Un grupo que representa a los fabricantes de productos metálicos y los usuarios de metales de Estados Unidos emitió el 1 de septiembre un comunicado en el que pide al presidente, Joe Biden, que retire los aranceles del artículo 232 a las importaciones de acero debido a que los precios nacionales de la bobina laminada en caliente (BLC) han seguido alcanzando máximos históricos.

«La crisis que afecta a los precios y el suministro de acero sigue empeorándose», indicó la Coalición de los Fabricantes y Usuarios de Metal de Estados Unidos (CAMMU) en un comunicado en el que añade que Estados Unidos se ha convertido en «una isla de precios altos de acero».

El índice diario de S&P Global Platts de la BLC aumentó 4 dólares hasta los 1.942,25 USD/tc EXW Indiana del 1 de agosto, lo que supone un nuevo máximo, mientras que los precios de la BLC del país se han incrementado un 92% desde principios de año.

Según las cifras que ha proporcionado la CAMMU, los fabricantes de Estados Unidos pagan hoy por hoy por la BLC unos 1.334 USD/tc más que los competidores de China y 734 USD/tc más que los competidores de Europa.

Además de los elevados precios, la CAMMU indicó que el repunte de la utilización de capacidad nacional de acero es otro motivo por el que los aranceles deberían retirarse. La utilización de capacidad de acero bruto de Estados Unidos se situó en un 84,9% en la semana del 23 de agosto, porcentaje ligeramente inferior al 85% de la semana anterior, según datos del Instituto Norteamericano del Hierro y el Acero.

El expresidente Donald Trump implementó el arancel del 25% a las importaciones de productos de acero en marzo de 2018 usando una justificación de seguridad nacional incluida en el artículo 232 de la Ley de Expansión Comercial de 1962 con el objetivo declarado de incrementar la tasa de utilización de las acerías nacionales hasta más de un 80%.

«La tasa de utilización de capacidad de la industria siderúrgica nacional alcanza ya un 85%, muy por encima del objetivo del 80% que el Departamento de Comercio de Estados Unidos había anunciado y usado como motivo para la imposición por parte de la Administración de Trump de aranceles del artículo 232 al acero en 2018», recordaron desde la CAMMU.

La fecha en que se retirarían los aranceles ha planteado una duda desde que se implementaron.

Cuando Trump implementó los aranceles, afirmó que iban a mantenerse durante un «periodo de tiempo ilimitado» y añadió que tenía la esperanza de que siguieran en vigor «durante mucho tiempo», sin un plazo firme establecido. El presidente tendrá que tomar cualquier decisión respecto a un posible del nivel de los aranceles o su eliminación de acuerdo con el artículo 232.
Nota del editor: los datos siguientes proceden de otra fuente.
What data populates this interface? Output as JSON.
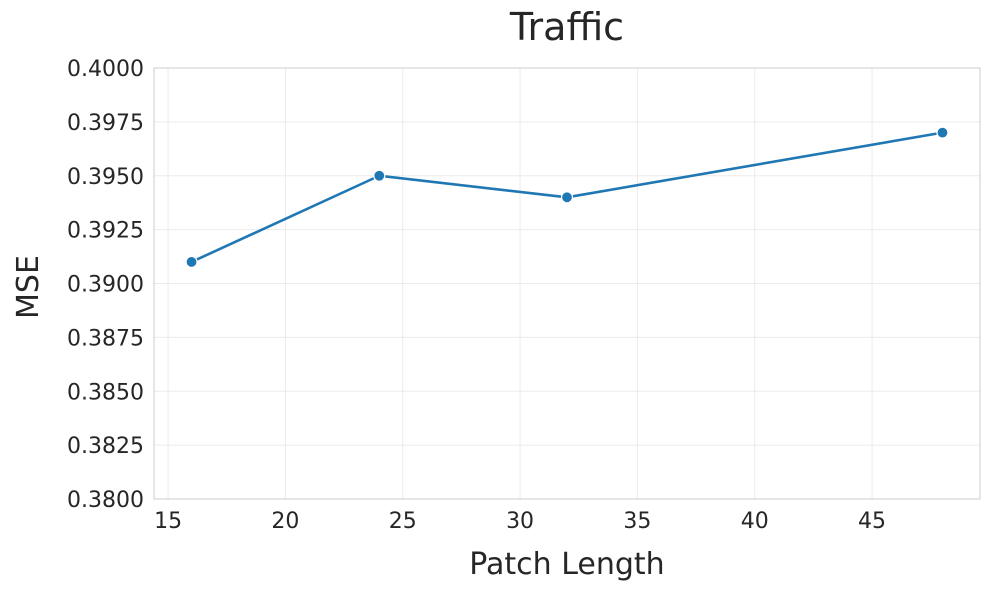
{
  "chart_data": {
    "type": "line",
    "title": "Traffic",
    "xlabel": "Patch Length",
    "ylabel": "MSE",
    "x": [
      16,
      24,
      32,
      48
    ],
    "series": [
      {
        "values": [
          0.391,
          0.395,
          0.394,
          0.397
        ]
      }
    ],
    "xlim": [
      14.4,
      49.6
    ],
    "ylim": [
      0.38,
      0.4
    ],
    "xticks": [
      15,
      20,
      25,
      30,
      35,
      40,
      45
    ],
    "yticks": [
      0.38,
      0.3825,
      0.385,
      0.3875,
      0.39,
      0.3925,
      0.395,
      0.3975,
      0.4
    ],
    "ytick_labels": [
      "0.3800",
      "0.3825",
      "0.3850",
      "0.3875",
      "0.3900",
      "0.3925",
      "0.3950",
      "0.3975",
      "0.4000"
    ],
    "grid": true,
    "colors": {
      "line": "#1f77b4",
      "text": "#262626",
      "grid": "#ebebeb",
      "frame": "#cccccc"
    }
  }
}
Grupos que representan a las acerías de Estados Unidos afirmaron que los aranceles no pueden eliminarse sin abordar el problema subyacente de exceso de capacidad mundial, dado que eliminar los aranceles sin abordar los problemas subyacentes plantearía la posibilidad de un nuevo repunte de las importaciones al país norteamericano.

La CAMMU indicó que, actualmente, el Congreso está intentando sacar adelante una gran ley de infraestructura y, de aprobarse, los actuales problemas de escasez en el mercado del acero de Estados Unidos no van a hacer más que empeorar.

«Si los fabricantes estadounidenses que usan acero no pueden encontrar el acero que necesitan a precios competitivos, van a perder ventas a manos de los competidores de otros países que están pagando beneficios récord, por lo que está claro que esta protección arancelaria ya no es necesaria».

La CAMMU, que representa a más de 30.000 empresas del sector manufacturero y de las cadenas de suministro intermediarias, se creó a raíz de los aranceles a los metales del artículo 232 para oponerse a la medida comercial.